The film is gripping at points, in part because, with the right male role model and/or some structure, Kurt could be a normal, creative young man.  Despite his horrid crime spree, he is somewhat sympathetic—it’s clear that Kurt has grown up in a world that is superficial and empty.  Kurt himself says (to paraphrase), “Life doesn’t matter if it isn’t documented.”  It’s a sentiment that is humorously chilling when the viewer considers that there are people who really believe that—and it’s sad.

Indeed, Kurt seems to justify his actions in this framework—even his victims become “stars” in his deadly livestream.  Some passengers do get away.  Kurt’s foil, as it were, is a comedienne who the film desperately wants us to believe is funny, but who (fitting the woke cultural Zeitgeist that dominated when the film was released) is just an untalented woman of color.  The actress was actually a cast member on Saturday Night Live in the 2010s, and everyone in the film acts as though she’s hysterically funny and hot (she’s not either of those things).  She is really the sour point of the film, as her “comedy” is basically just scolding people for not being cool and black and a woman.
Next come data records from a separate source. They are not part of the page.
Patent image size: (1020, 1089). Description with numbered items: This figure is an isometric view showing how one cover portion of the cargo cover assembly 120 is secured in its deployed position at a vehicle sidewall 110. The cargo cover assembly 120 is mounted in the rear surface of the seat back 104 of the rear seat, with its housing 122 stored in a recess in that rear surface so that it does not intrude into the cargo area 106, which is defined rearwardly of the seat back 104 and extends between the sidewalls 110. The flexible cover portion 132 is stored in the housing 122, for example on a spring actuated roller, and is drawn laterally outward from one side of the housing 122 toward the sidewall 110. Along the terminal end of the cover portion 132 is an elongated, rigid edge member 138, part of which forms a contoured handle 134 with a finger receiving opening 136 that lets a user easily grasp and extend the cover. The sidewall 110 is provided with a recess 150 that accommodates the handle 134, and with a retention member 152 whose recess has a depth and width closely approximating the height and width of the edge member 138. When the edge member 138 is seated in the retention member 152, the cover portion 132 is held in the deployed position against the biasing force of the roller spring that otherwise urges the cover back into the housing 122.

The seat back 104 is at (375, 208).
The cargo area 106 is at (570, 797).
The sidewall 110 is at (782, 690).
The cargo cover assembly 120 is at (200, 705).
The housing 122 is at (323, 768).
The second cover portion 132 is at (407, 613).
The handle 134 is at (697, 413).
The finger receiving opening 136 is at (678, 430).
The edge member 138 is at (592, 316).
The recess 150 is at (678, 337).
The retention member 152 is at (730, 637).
That said, even this unlikeable heroine undergoes a character arc.  Her character’s catchphrase—“Eyes on me!,” accented with aggressive handclaps—is itself a call to engage in the endless cycle of social media engagement.  She comes to realize the social and human toll, which ironically only serves to catapult her career even higher.

Spree is well worth watching.  It’s on Shudder, and I imagine it’s available on other platforms.  I found it utterly fascinating, and the deaths are truly tragic—innocent victims of a world that is always para-socially connected, but forever isolated.

3 thoughts on “Monday Morning Movie Review: Spree (2020)

  1. The Blair Witch Project was a knock off of The Last Broadcast (1998), a found footage movie about the Jersey Devil. It was a good time for that genre, mostly because up and coming film students could budget on High 8s or similar.

    I’ve not heard of this one. I’ll have a look. Joe Keery and David Arquette, though? Not exactly budgeting.

    By the way, what happened to a film a day for 31 days?